Ein Leben ohne Zirkus kann sich der 59-Jährige gar nicht mehr vorstellen. Er selbst ist in einer Zirkusfamilie aufgewachsen und habe schon als Kind viele Saltos geschlagen. Nun führt er die Familientradition bereits in siebter Generation fort. Auch seine beiden Söhne Roberto und Gino sind Artisten. Der eine am Boden, der andere in der Luft. Ihren Beruf haben sie in der Artistenschule in Berlin erlernt. "Wir legen Wert auf diese Tradition", sagt Ortmann. Zwingend vorausgesetzt ist die Ausbildung jedoch nicht.
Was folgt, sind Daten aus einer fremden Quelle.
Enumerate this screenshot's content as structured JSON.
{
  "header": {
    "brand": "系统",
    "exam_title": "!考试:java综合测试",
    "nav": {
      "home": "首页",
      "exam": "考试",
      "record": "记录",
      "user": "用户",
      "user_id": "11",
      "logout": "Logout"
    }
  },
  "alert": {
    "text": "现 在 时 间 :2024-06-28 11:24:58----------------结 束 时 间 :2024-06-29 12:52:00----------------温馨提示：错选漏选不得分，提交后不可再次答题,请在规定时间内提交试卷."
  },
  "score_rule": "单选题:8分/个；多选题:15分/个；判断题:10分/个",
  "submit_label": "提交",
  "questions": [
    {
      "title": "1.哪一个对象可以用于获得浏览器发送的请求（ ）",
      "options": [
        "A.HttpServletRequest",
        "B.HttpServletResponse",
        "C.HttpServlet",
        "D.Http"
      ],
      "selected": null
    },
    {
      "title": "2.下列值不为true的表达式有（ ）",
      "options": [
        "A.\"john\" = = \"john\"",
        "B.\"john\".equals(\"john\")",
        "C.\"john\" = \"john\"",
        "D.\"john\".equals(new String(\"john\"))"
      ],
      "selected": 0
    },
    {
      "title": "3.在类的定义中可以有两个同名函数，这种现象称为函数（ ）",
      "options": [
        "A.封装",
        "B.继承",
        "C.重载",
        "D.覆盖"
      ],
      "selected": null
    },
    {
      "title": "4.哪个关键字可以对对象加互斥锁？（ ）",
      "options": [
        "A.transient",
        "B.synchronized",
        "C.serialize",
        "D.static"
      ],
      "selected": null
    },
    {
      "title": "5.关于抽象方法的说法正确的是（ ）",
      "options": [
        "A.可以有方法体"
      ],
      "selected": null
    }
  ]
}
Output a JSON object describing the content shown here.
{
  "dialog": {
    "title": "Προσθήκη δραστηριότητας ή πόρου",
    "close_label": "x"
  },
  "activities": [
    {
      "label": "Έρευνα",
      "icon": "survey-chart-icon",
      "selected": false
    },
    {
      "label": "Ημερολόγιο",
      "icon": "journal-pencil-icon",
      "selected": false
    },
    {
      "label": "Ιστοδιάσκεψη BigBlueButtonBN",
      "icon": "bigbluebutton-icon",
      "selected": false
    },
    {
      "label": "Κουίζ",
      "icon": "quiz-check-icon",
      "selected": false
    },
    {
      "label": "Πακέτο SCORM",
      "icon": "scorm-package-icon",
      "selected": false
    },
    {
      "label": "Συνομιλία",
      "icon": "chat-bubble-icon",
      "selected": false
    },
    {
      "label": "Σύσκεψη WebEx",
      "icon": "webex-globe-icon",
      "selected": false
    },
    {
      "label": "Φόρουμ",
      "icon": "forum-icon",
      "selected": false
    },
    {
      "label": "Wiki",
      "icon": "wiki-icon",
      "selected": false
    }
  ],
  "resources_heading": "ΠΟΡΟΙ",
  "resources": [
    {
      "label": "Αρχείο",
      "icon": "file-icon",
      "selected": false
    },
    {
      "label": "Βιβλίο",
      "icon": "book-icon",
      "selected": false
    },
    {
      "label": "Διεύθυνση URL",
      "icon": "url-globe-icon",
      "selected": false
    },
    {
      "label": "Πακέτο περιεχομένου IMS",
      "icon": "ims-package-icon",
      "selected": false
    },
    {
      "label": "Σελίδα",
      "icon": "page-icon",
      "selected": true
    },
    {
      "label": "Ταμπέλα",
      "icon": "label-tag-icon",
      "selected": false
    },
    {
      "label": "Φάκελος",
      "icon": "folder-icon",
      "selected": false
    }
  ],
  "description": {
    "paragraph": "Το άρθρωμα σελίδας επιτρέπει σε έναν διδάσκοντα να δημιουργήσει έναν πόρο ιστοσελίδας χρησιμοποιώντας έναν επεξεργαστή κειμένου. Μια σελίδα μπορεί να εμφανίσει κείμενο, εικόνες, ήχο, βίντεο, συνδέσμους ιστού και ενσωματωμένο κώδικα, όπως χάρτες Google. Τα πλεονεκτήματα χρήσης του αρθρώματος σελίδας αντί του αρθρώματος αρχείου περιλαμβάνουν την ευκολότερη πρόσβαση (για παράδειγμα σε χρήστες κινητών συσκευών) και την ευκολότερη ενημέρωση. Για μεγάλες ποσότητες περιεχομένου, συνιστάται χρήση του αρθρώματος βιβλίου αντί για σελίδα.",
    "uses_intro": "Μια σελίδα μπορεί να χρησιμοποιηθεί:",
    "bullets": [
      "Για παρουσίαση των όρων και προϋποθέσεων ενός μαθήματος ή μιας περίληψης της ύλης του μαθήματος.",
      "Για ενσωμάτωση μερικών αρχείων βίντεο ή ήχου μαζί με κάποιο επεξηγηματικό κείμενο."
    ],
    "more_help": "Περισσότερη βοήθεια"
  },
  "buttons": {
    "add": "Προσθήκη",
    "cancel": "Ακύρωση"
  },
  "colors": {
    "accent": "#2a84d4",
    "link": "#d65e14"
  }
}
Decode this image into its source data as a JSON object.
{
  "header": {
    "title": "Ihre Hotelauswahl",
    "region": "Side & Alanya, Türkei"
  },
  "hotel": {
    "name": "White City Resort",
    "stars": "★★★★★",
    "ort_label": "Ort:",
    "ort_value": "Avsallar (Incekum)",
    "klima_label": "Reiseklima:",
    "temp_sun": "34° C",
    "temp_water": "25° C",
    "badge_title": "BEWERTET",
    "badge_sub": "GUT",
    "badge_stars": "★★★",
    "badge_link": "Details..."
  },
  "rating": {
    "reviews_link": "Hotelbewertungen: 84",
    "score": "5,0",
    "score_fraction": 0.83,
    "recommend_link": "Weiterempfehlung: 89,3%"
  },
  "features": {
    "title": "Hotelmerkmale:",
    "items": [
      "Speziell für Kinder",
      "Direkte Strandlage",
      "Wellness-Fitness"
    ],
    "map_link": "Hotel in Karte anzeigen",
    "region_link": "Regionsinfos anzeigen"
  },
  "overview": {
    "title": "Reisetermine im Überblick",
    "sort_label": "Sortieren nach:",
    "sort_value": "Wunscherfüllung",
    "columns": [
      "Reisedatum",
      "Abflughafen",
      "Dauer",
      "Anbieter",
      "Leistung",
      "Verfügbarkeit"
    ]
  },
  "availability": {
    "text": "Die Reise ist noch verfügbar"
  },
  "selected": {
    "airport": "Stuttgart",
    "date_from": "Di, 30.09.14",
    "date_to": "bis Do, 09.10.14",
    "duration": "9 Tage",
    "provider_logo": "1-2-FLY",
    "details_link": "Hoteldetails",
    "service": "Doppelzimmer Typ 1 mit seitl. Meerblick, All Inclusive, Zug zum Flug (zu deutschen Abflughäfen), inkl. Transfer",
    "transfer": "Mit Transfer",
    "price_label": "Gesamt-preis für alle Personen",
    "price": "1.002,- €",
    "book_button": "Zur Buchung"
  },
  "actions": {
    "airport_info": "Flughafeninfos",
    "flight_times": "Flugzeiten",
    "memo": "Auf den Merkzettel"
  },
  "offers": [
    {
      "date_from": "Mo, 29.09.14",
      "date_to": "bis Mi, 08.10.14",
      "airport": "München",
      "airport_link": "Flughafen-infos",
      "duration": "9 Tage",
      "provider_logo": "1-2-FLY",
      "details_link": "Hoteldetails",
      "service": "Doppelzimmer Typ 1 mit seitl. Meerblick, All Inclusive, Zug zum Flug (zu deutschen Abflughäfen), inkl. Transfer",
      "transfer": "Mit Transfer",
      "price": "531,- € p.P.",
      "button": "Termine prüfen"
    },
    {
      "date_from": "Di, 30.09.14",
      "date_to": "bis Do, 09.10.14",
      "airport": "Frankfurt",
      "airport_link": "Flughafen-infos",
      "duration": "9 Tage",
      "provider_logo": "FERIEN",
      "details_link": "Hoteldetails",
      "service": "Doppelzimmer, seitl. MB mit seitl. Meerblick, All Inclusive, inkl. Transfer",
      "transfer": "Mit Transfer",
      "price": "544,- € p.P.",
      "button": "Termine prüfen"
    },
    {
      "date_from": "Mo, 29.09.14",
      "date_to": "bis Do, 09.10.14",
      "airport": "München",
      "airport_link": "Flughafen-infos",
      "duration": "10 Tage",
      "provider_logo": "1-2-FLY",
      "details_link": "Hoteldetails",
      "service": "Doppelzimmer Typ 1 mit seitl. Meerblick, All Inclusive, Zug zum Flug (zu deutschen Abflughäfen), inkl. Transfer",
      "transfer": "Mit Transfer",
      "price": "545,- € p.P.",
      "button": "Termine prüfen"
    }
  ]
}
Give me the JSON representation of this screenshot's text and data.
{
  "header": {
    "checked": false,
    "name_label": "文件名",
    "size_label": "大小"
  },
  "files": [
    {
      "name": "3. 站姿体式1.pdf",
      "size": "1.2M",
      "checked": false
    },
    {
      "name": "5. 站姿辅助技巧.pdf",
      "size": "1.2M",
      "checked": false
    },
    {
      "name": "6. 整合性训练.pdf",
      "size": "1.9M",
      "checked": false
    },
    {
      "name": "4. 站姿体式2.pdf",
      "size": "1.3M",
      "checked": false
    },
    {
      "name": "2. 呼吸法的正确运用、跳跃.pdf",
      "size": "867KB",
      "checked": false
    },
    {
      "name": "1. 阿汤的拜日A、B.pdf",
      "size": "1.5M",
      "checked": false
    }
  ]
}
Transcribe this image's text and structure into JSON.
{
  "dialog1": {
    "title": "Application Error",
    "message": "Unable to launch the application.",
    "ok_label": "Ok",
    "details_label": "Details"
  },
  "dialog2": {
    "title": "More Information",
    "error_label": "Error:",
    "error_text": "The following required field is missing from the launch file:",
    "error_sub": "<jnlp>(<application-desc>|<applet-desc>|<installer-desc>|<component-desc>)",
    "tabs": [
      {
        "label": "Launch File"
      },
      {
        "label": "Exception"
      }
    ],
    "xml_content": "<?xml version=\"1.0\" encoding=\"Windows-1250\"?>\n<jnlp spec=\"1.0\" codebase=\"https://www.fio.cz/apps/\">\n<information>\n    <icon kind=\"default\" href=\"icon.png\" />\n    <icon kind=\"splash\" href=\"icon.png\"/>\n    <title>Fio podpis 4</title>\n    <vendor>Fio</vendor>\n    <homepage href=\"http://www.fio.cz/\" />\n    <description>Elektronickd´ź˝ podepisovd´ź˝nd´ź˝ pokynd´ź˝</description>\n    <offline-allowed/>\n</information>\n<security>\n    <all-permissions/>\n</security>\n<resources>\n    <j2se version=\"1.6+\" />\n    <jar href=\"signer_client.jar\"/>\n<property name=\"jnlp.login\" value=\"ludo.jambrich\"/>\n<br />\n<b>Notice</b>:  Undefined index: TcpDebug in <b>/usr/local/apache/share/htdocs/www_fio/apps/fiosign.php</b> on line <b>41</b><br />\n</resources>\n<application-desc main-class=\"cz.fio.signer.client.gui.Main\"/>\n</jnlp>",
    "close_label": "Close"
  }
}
Joschi Ortmann hat sich mittlerweile auf Tierdressuren spezialisiert. "Rund drei Jahre dauert es, bis ein Tier manegenreif ist", erzählt er. Davor sei viel Geduld gefragt, bis das Vertrauen gewonnen und die Tiere ans Publikum und das Manegenlicht gewöhnt sind. "Bei Kamelen dauert es nicht ganz so lange wie bei Pferden", sagt er. Dafür könnten die Hengste letztlich aber auch mehr Kunststücke vorführen.

Rund 40 Tiere sind aktuell mit dem Zirkus auf Reisen.

Der traditionelle DDR-Zirkus ist alle zwei Jahre in Guben. "Die Gubener sind ein tolles Publikum", sagt Ortmann. Neu in diesem Jahr ist das Hüpfburgenland für Kinder, unter anderem mit Sechs-Meter-Rutsche und Kletterturm. "Das ist für uns ein gutes Zubrot für den Winter", sagt der Zirkuschef. Das Winterquartier wird in Wittstock/Dosse aufgeschlagen. "Doch sobald die ersten Frühlingsstrahlen kommen, geht es wieder auf Tournee", erzählt Ortmann.

Die Zirkusvorstellungen beginnen donnerstags und freitags jeweils um 16 Uhr, samstags um 15 und 18 Uhr sowie sonntags um 14 Uhr. Ab Freitag ist das Abenteuer-Hüpfburgenland von 14 bis 18 Uhr geöffnet.